Время оставило на этом лице множество отметин: морщины, складки, борозды, бородавки, щеки запали там, где недостает зубов… Том выглядел старым и беспомощным, и я подумал, ведь он скоро умрет. Может быть, я впервые видел его по-настоящему. Нам кажется, будто мы знаем лица своих знакомых, и мы останавливаем на них глаз, не вглядываясь, не рассматриваем, а узнаем. Сейчас я смотрел по-новому, изучал. Лицо старика. Он оперся на локти.

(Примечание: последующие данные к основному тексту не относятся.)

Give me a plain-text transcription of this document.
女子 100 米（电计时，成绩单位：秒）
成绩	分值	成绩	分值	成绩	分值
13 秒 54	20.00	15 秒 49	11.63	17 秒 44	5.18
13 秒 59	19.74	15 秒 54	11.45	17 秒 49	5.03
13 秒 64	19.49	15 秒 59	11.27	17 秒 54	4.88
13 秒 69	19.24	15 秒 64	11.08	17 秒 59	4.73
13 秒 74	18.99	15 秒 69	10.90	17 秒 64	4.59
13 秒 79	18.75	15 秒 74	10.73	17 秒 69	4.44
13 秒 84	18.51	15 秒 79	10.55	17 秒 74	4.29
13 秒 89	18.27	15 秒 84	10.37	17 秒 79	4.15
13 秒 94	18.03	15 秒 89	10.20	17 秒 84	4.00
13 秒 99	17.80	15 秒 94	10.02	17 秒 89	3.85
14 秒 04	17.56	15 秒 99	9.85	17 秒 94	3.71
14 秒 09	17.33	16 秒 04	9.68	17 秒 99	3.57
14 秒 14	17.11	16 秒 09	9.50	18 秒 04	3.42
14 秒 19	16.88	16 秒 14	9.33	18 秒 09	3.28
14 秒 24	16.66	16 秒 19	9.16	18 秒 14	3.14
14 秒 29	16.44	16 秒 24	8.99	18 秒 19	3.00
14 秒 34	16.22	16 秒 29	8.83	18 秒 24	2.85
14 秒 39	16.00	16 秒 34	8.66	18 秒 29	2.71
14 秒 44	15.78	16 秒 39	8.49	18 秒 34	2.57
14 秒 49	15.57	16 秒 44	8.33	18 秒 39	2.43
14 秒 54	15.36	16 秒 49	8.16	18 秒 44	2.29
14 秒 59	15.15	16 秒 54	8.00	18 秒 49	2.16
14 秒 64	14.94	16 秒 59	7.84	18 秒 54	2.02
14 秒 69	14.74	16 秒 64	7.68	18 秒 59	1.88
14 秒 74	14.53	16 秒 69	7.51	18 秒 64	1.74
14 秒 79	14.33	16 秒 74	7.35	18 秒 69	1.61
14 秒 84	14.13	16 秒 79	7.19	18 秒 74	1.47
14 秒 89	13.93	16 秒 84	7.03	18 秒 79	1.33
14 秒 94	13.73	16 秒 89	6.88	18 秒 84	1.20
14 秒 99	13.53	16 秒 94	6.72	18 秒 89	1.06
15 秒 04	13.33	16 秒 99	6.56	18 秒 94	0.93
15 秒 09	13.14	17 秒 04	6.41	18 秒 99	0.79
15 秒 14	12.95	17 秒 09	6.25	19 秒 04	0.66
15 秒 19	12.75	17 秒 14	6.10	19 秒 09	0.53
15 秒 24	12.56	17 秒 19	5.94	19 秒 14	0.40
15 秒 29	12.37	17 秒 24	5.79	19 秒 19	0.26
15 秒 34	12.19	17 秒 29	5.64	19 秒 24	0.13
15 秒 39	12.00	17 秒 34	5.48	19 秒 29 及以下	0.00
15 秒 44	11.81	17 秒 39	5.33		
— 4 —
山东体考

– Подними подушку, чтобы мне сесть.

Его голос звучал вполовину прежней силы. Я поднял подушку и поддержал его, чтобы он оперся спиной. Теперь спина была на подушке, голова – на вогнутом днище бочки. Он расправил на груди рубашку.

Единственная горящая лампа заморгала под струей воздуха из приоткрытого потолочного люка. Желтоватый свет в комнате померк. Я наклонился подкрутить фитиль. Снаружи ветер немного сменил направление, дом загудел еще громче.

– Санта-Ана задула? – спросил Том.

– Ага. Сильная. И жаркая.

– Я заметил.

– Еще бы не заметить. У тебя тут как в печке. Не хотелось бы жить в пустыне, если там все время так.

– Раньше было. Но ветер жаркий не из-за пустыни, а из-за того, что переваливает горы и на спуске нагревается от сжатия. Сжатие нагревает.

– Угу.

Я стал описывать, как Санта-Ана корежит привыкшие к морскому ветру деревья, но он видел Санта-Ану прежде, и я замолк. Мы немного посидели, не торопясь заполнить молчание. Сколько часов мы провели вместе вот так, за разговором или в тишине… Я вспомнил эти часы, и мне сделалось тоскливо. Я думал: не умирай пока, я еще не всему у тебя научился. Кто скажет мне, что читать?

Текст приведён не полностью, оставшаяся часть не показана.